Although many investigators have expressed concern regarding the reliability associated with data abstracted from medical records [1, 2, 5, 6], few studies report details regarding the types of data elements that were assessed and the methods used to ensure reliability [2, 7–9]. For multi-centre studies, the need for reliability assessments is especially important given the involvement of multiple data abstractors and the potential for variability. Thus, designing a reliability assessment study that uses appropriate sampling techniques and analytic methods offers an efficient way to verify the reliability of the data collected through chart review. Indications of high agreement can provide confidence in the data collection process and the subsequent conclusions drawn from those data .

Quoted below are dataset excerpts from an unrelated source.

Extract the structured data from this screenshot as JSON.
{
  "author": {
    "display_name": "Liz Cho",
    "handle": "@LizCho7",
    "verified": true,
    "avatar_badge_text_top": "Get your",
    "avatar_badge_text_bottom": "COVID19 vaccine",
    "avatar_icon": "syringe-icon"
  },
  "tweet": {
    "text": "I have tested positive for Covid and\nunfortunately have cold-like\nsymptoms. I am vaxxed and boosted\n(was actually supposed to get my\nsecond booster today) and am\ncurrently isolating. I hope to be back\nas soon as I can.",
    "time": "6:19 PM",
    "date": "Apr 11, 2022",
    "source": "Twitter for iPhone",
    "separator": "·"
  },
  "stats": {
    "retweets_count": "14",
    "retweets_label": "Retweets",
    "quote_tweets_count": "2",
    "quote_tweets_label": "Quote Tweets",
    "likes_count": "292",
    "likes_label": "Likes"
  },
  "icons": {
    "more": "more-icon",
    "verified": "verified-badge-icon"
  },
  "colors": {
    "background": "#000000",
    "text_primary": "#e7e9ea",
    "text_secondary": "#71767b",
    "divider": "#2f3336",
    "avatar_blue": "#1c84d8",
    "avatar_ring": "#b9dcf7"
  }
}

Previous studies have assessed the reliability of medical record reviews in the context of screening and the detection of adverse events [11, 12]. This paper describes a secondary chart abstraction study carried out as part of the multi-site Primary Care Asthma Pilot Project (PCAPP) to determine the effectiveness of an evidence-based community asthma care program. The purpose of chart re-abstraction was to measure the intra- and inter-rater reliability of abstracted patient chart data across sites and assessors involved in PCAPP.
Primary Care Asthma Pilot Project (PCAPP)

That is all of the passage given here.